Solch eine turbulent-vergnügliche Kamerafahrt stellte beim ersten Aufeinandertreffen der Marvel-Superhelden den Höhepunkt des ausführlichen Finalkampfes dar. Und es dürfte wohl zu verführerisch gewesen sein, solch eine mühevoll orchestrierte, vor Coolness beinahe zerberstende Sequenz auch im zweiten Teil für den Schlussakt aufzubewahren. Sozusagen als effektvolle Geheimwaffe, um dem Gebotenen in den letzten Zügen einen zusätzlichen Knall zu verleihen – bloß, dass eben diese dann gar nicht mehr so richtig überrascht hätte. Dass «Avengers: Age of Ultron» viel, viel früher als erwartet seine Geheimwaffe zückt, ist daher auf mehreren Ebenen effektiv: Gleich zu Beginn des Films wirkt sie, da der Zuschauer sich gerade noch dabei befindet, sich in das Leinwandgetümmel einzufinden, ungemein umwerfend. Und sie dient als Warnschuss: Die alten Regeln aus «Avengers» gelten nicht mehr. Neues Gefecht, neue filmische Grundsätze. Wie die extrem stylische Plansequenz darüber hinaus unterstreicht: Die Avengers müssen nicht schon wieder zusammenfinden. Sie sind schon von der ersten Sekunde an ein verdammt gut eingespieltes Team!

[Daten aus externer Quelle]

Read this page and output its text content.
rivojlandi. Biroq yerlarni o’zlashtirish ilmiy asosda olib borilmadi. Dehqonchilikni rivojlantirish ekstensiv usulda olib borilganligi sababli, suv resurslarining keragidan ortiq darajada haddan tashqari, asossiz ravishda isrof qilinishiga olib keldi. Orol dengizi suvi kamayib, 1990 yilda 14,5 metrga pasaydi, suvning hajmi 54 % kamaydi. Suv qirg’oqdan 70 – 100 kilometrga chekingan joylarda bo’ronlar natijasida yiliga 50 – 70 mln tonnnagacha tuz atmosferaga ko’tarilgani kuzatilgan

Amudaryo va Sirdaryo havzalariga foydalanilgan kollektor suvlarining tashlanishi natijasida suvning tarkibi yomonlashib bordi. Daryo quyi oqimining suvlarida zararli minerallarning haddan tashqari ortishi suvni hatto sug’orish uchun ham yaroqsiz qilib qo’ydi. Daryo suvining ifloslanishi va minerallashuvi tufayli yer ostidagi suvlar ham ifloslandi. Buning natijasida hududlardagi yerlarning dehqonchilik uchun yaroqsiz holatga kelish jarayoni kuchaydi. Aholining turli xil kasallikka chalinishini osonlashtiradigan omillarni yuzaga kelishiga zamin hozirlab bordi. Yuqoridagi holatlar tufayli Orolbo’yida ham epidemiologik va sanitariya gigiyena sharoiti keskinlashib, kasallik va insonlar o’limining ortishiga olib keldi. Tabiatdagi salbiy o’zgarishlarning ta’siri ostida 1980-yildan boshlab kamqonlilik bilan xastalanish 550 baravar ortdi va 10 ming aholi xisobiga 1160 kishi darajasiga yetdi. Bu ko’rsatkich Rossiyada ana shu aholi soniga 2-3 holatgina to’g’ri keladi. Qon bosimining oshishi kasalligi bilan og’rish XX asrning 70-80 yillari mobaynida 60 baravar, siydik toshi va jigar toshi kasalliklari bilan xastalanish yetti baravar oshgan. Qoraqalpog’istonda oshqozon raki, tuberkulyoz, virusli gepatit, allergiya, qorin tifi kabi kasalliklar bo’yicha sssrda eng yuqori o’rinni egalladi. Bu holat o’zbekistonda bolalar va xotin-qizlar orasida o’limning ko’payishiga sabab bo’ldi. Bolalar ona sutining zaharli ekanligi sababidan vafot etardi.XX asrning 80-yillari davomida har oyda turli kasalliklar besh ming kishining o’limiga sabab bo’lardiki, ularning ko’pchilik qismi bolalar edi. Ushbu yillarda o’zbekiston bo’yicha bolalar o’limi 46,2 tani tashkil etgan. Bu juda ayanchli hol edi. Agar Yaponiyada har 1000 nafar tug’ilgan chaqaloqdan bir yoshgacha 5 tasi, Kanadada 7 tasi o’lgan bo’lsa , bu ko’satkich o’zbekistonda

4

Das drückt nicht nur der Prolog aus, sondern auch das charmant verzerrte Gegenstück zu den Helicarrier-Dialogpassagen aus Teil eins. Ziehen diese ihren Reiz daraus, dass sich eine Gruppe unangepasster Sturköpfe auf einem schwebenden Flugzeugträger raffiniert geschriebene Feindseligkeiten an den Kopf wirft, gibt es in «Avengers: Age of Ultron» erneut eine längere Phase, die allein von verbaler Interaktion lebt. Bloß, dass die titelgebenden Helden dieses Mal eine Siegesfeier schmeißen, freundschaftliche Schwätzchen abhalten, sich kollegial necken, flirten und ihre gemeinsame Zeit auf Erden genießen. Die Casting-Leistungen Marvels zahlen sich in dieser Passage zu himmlischen Ergebnissen aus: Die Chemie innerhalb des Avengers-Sextetts sowie mit Darstellern zweitrangiger Figuren aus diesem Filmuniversum, wie etwa «How I Met Your Mother»-Darstellerin Cobie Smulders alias Ex-Agentin Maria Hill, ist einzigartig. Kombiniert man diese toll aufgelegte, perfekt gecastete Truppe mit Whedons geschliffen-spaßigen Dialogen, wünscht man sich als Betrachter glatt, diesen festlichen Abend im Avengers-Tower in Echtzeit miterleben zu dürfen.
- © Disney
Erneut müssen sich die Avengers versammeln, um die Menschheit zu retten - und sie alle bringen ihre eigenen Stärken und Schwächen mit. Von links nach rechts: Wissenschaftler Bruce Banner alias Wutmonster Hulk (Mark Ruffalo), Spitzensoldat Steve Rogers alias Captain America (Chris Evans), Donnergott Thor (Chris Hemsworth), Erfinder Tony Stark alias Iron Man (Robert Downey Jr.), Agentin Natasha Romanova alias Black Widow (Scarlett Johansson) und Scharfschütze Clint Barton alias Hawkeye (Jeremy Renner).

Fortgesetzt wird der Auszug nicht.